Thursday 25 April 2019

Abusive behaviour on Twitter and journalists

The pushback from journalists started on Tuesday with a story in the SMH by Jenna Price.  This was twinned on the same day by a story on the Inside Story website by ANU history academic Frank Bongiorno  The next day ABC breakfast show presenter Michael Rowland joined the chorus with his own story about abuse of journalists on Twitter.

None of this was a surprise to me, although it did seem a bit strange that it had taken so long for the troops on the other side to organise. I have been writing about this sort of abusive behaviour on this blog since the middle of last year, and not just about that, but also about how people use social media. The reason for this series of blogposts is that I think that what we are seeing in the contemporary public sphere is something that has not been seen before. Because everyone is a publisher the ground has changed its layout. There are hills where there used to be plains. There is a mighty river flowing through the landscape cutting a channel as it goes. The dinosaurs have perished and now is the age of the mammals.

I think the way many people on Twitter behave betrays a sense of disaffection with the mainstream, just like what people who vote for One Nation feel. Same dynamic, same types of violent views being expressed, which is surprising because most of the people who abuse journalists are on the left and would prefer, say, the Guardian to the Sydney Morning Herald. Some of them think that the ABC has been captured by the right and is not fulfilling its charter to reflect the views of the majority of Australians. Being themselves beholden to a particular, narrow ideological view of the world, they combatively see other things in their world as being beholden to the opposing view. They are blinded to the truth by their own way of seeing the world. And they jump at shadows all the time.

The “watergate” case shows how this happens. I wrote about the case on the blog yesterday in some detail. What happened in this case is that a push for more information about a water buyback that the government had conducted was started on social media by one individual and it gradually escalated as it was picked up by outlets in the mainstream, particularly by the Guardian. In the end, the government had to step in to stop the bleeding, declaring that an official enquiry would be held into all water buybacks conducted since 2008. They were fearful of the repercussions for the federal election, which is due in less than a month, if they did nothing about the noise that was coming out of Twitter.

Normally, the noise leads to nothing because the mainstream media picks up on the leads and looks at them in some detail and then puts the story aside. They might publish a story or they might not. Then the situation dies down out of a lack of corroborating detail. But how does the outrage that inspires these abortive investigations occur?

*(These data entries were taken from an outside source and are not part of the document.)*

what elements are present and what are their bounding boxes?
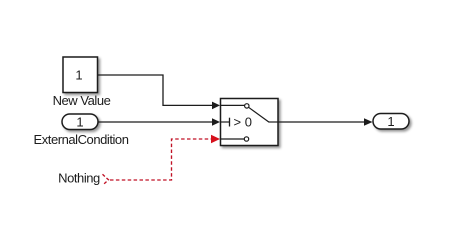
switch top port stub: [221, 104, 245, 106]
switch bottom port stub: [221, 138, 245, 140]
svg-text:1: 1: [387, 114, 394, 129]
wire ExternalCondition to Switch input 2: [98, 121, 213, 123]
inport ExternalCondition: [62, 114, 98, 130]
dangling end chevron at Nothing: [103, 174, 109, 185]
svg-text:1: 1: [76, 115, 83, 130]
switch output stub: [269, 121, 279, 123]
svg-text:New Value: New Value: [53, 93, 111, 108]
outport 1: [373, 114, 409, 130]
wire Constant to Switch input 1: [98, 75, 213, 105]
red arrowhead Switch input 3: [211, 135, 220, 143]
switch top port circle: [245, 104, 249, 108]
switch control threshold tick: [229, 118, 231, 127]
svg-text:> 0: > 0: [234, 114, 252, 129]
switch bottom port circle: [244, 137, 248, 141]
svg-text:ExternalCondition: ExternalCondition: [34, 132, 129, 147]
constant block Constant (New Value): [63, 57, 98, 93]
svg-text:1: 1: [75, 68, 82, 83]
switch block Switch: [221, 99, 279, 146]
wire Switch output to Outport: [278, 121, 364, 123]
switch lever: [249, 107, 269, 122]
switch control port stub: [221, 121, 230, 123]
arrowhead at Outport: [364, 118, 373, 126]
unconnected red dashed wire from Nothing to Switch input 3: [110, 139, 211, 180]
svg-text:Nothing: Nothing: [58, 171, 100, 186]
arrowhead Switch input 2: [212, 118, 220, 126]
arrowhead Switch input 1: [212, 102, 220, 110]
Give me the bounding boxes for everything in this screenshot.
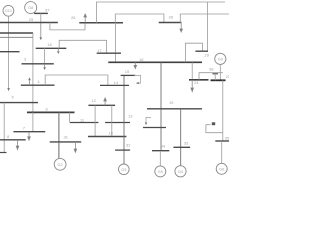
wire top corridor down to bus 29 [207, 2, 209, 51]
wire 28-38 corridor right [180, 14, 229, 23]
svg-text:7: 7 [23, 126, 26, 131]
svg-text:37: 37 [45, 8, 50, 13]
wire branch 4-14 over-route [45, 75, 108, 85]
svg-text:17: 17 [97, 48, 102, 53]
load arrow bent square at bus 22 [206, 125, 223, 133]
bus 16 [108, 61, 202, 63]
bus 33 [173, 146, 190, 148]
svg-text:3: 3 [24, 56, 27, 61]
load arrow node 30 line [7, 88, 10, 91]
generator G3 [119, 164, 130, 175]
svg-text:8: 8 [7, 134, 10, 139]
bus 31 [50, 141, 81, 143]
bus 32 [115, 149, 130, 151]
bus 1 [0, 36, 33, 38]
bus 38 [211, 79, 226, 81]
wire 37 to bus 25 [40, 13, 42, 22]
wire G8 lead [34, 12, 35, 13]
svg-text:G9: G9 [218, 57, 223, 61]
load arrow up at bus 26 [84, 14, 87, 23]
wire branch 18-17 over-route [59, 40, 106, 53]
svg-text:23: 23 [226, 74, 229, 79]
load arrow at bus 3 [44, 64, 46, 67]
load arrow at bus 28 [180, 23, 183, 33]
svg-text:G3: G3 [121, 168, 126, 172]
svg-text:12: 12 [92, 98, 97, 103]
bus 20 [143, 127, 166, 129]
svg-text:32: 32 [126, 143, 131, 148]
bus 9 [0, 152, 7, 154]
bus 14 [100, 84, 129, 86]
bus 23 small bar [213, 73, 219, 75]
wire branch 6-11 [69, 112, 71, 122]
bus 7 [13, 131, 45, 133]
wire 23 stub [214, 74, 216, 81]
bus 3 [22, 63, 54, 65]
svg-text:14: 14 [114, 80, 119, 85]
svg-text:28: 28 [169, 14, 174, 19]
svg-text:G10: G10 [5, 9, 12, 13]
load arrow at bus 25 [40, 23, 42, 38]
wire branch 2-3-4-6 vertical [32, 33, 34, 112]
bus 34 [152, 150, 169, 152]
bus 13 [105, 122, 130, 124]
wire branch 12-11-10 [94, 105, 96, 136]
wire branch 3-18 [44, 48, 46, 64]
bus 8 [0, 139, 26, 141]
load arrow at bus 18 [57, 48, 59, 51]
bus 25 [0, 22, 58, 24]
load arrow at bus 31 [74, 142, 77, 153]
wire branch 16-24 [191, 62, 193, 79]
svg-text:35: 35 [225, 135, 229, 140]
bus 26 [79, 22, 123, 24]
wire G9 lead [219, 65, 221, 81]
load arrow at bus 16 [134, 62, 137, 68]
bus 15 [121, 74, 136, 76]
bus 5 [0, 102, 38, 104]
svg-text:29: 29 [205, 53, 210, 58]
load arrow at bus 4 [29, 80, 31, 85]
wire branch 16-29 over-route [186, 43, 203, 62]
bus 12 [88, 104, 115, 106]
svg-text:26: 26 [71, 15, 76, 20]
wire 26 riser to top corridor [96, 2, 225, 23]
svg-text:G4: G4 [178, 170, 183, 174]
svg-text:6: 6 [46, 107, 49, 112]
svg-text:13: 13 [128, 114, 133, 119]
bus 2 [0, 32, 33, 34]
bus 11 [70, 122, 98, 124]
wire branch 6-7 [32, 112, 34, 131]
bus 28 [159, 22, 182, 24]
bus 30 [0, 51, 20, 53]
svg-text:33: 33 [184, 141, 189, 146]
svg-text:11: 11 [80, 117, 85, 122]
generator G9 [215, 53, 226, 64]
generator G4 [175, 166, 186, 177]
wire 26-27-17-16 vertical [115, 23, 117, 63]
generator G6 [216, 163, 227, 174]
wire branch 25-26 U route [50, 23, 85, 30]
svg-text:G2: G2 [58, 163, 63, 167]
svg-text:25: 25 [29, 17, 34, 22]
bus 6 [27, 111, 75, 113]
wire branch 12-13-10 [111, 105, 113, 136]
load arrow bent at bus 20 [146, 117, 151, 122]
svg-text:G8: G8 [28, 6, 33, 10]
bus 24 [189, 79, 209, 81]
wire branch 5-8-9 left vertical [3, 103, 5, 153]
generator G10 [3, 5, 14, 16]
load arrow at bus 8 [16, 140, 19, 150]
generator G8 [25, 2, 37, 14]
wire 15-14-13-32-G3 vertical [123, 75, 125, 164]
load arrow at bus 7 [28, 132, 31, 140]
svg-text:16: 16 [139, 57, 144, 62]
svg-text:10: 10 [109, 131, 114, 136]
wire 26-28 corridor [115, 14, 164, 23]
bus 29 [195, 50, 208, 52]
svg-text:4: 4 [37, 79, 40, 84]
wire branch 19-33 [180, 109, 182, 166]
generator G5 [155, 166, 166, 177]
wire right column vertical 38-35 [222, 80, 224, 141]
load arrow bent at bus 15 [134, 75, 141, 83]
svg-text:G6: G6 [219, 167, 224, 171]
svg-text:38: 38 [209, 67, 214, 72]
svg-text:34: 34 [161, 144, 166, 149]
svg-text:24: 24 [194, 80, 199, 85]
bus 35 [215, 140, 229, 142]
bus 10 [88, 136, 126, 138]
svg-text:31: 31 [64, 135, 69, 140]
wire 35-G6 lead [221, 141, 223, 163]
generator G2 [54, 158, 66, 170]
bus 4 [21, 84, 55, 86]
svg-text:G5: G5 [158, 170, 163, 174]
svg-text:5: 5 [12, 95, 15, 100]
bus 18 [36, 47, 67, 49]
wire 34-G5 lead [159, 151, 161, 166]
bus 37 [34, 12, 48, 14]
wire 6-31-G2 lead [58, 112, 60, 158]
svg-text:15: 15 [125, 69, 130, 74]
load arrow at bus 24 [191, 80, 194, 92]
bus 17 [97, 52, 121, 54]
svg-text:18: 18 [47, 42, 52, 47]
wire G10 lead down through buses to arrow [8, 16, 10, 88]
load arrow up at bus 12 [104, 98, 107, 105]
wire branch 24-23 stub [199, 73, 223, 80]
wire branch 16-19-20-34 vertical [160, 62, 162, 150]
svg-text:19: 19 [169, 100, 174, 105]
bus 19 [147, 108, 202, 110]
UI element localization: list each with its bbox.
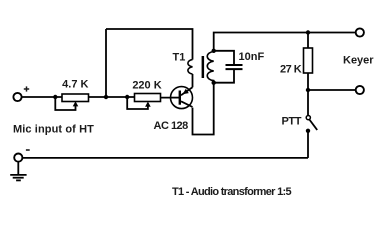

It all comes down to perception.

When I was getting milk to put in my coffee yesterday I looked down to the vege bin (what some people call the “crisper”) in the bottom of the fridge and saw there what I thought looked like eggs. "What are eggs doing in the vege bin?" I thought to myself. Then I looked up and saw the eggs in the door and realised that what I had thought were eggs in the vege bin were actually potatoes. The ones I had bought at the supermarket on that day have reddish skins that look a bit like the brown shells of some eggs, and they were moderately-sized, just a bit larger than your average egg. This kind of thing happens all the time in the public sphere. People see something they think is a bit strange and they jump to conclusions, assuming that what they see is evidence of something untoward, such as corruption or graft by a public official. (And even though people are susceptible to this sort of error they are critical of police who practice "racial profiling", where the cops single out a person due to their age or appearance or their gender. People are a confused mess of contradictions and paradoxes.)

It's this messiness that you see on Twitter all the time. The poor spelling, the bad punctuation, the illogical segues, the non-sequiturs, the poor structure, the cliched expression. All evidence of a lack of education and of a general inability to function in a print environment. No wonder that journalists, most of whom have a university degree or two, and all of whom live with words, find it all a bit dismaying. The impulse to attack the media that you see all the time is however just another aspect of a more general sense of disaffection that people in the broader community feel and that makes them vote for outliers such as Pauline Hanson and Clive Palmer. Now, of course, you also have Fraser Anning with his far-right lunacy that will attract votes in this upcoming election. Crikey journalist Bernard Keane wrote compellingly about these problems in a book that came out last year (and which I reviewed on this blog on 28 July).

But the solution to the kind of inequality that is fuelling society’s economic and political malaise is not being offered by either party. On the left, the Labor Party wants to tax people who have more money more heavily. On the right, the Liberal Party wants to give more bargaining power to employers. Neither of these things is a good idea, and in fact the constant switching between one extreme and the other is a big problem for our democracy and may in future have major repercussions for the entire electoral system, given the right circumstances. No. What we need is to take the best ideas from both sides and find a middle way that everyone can agree is a good idea. It is time for politicians to stop doing what they have always done – playing to their base – and for them to think of the whole community when they formulate tax or labour policies. They have to govern for everyone, not just a narrow slice of the electorate.

Without this kind of behaviour by politicians the country will just continue to swing from one side to the other and the people who really need help, people who are feeling excluded from “the system”, will become more and more extreme in their demands. Bad behaviour on social media will escalate. At the best of times there seems to be an inexhaustible supply of unhappiness that opportunistic politicians line up to corral and steer in order to fulfil their own agendas. Extreme emotions might suit demagogues like Fraser Anning but they can only be bad for the polity. We need sensible heads who truly represent the centre, not just craven ideologues who say they are in the centre but who, in actual fact, are just talking to a small section of the electorate. If the landscape has changed, if the mammals are now in charge, then we need a new type of politics to ensure that government can effectively respond to the new world we all live in.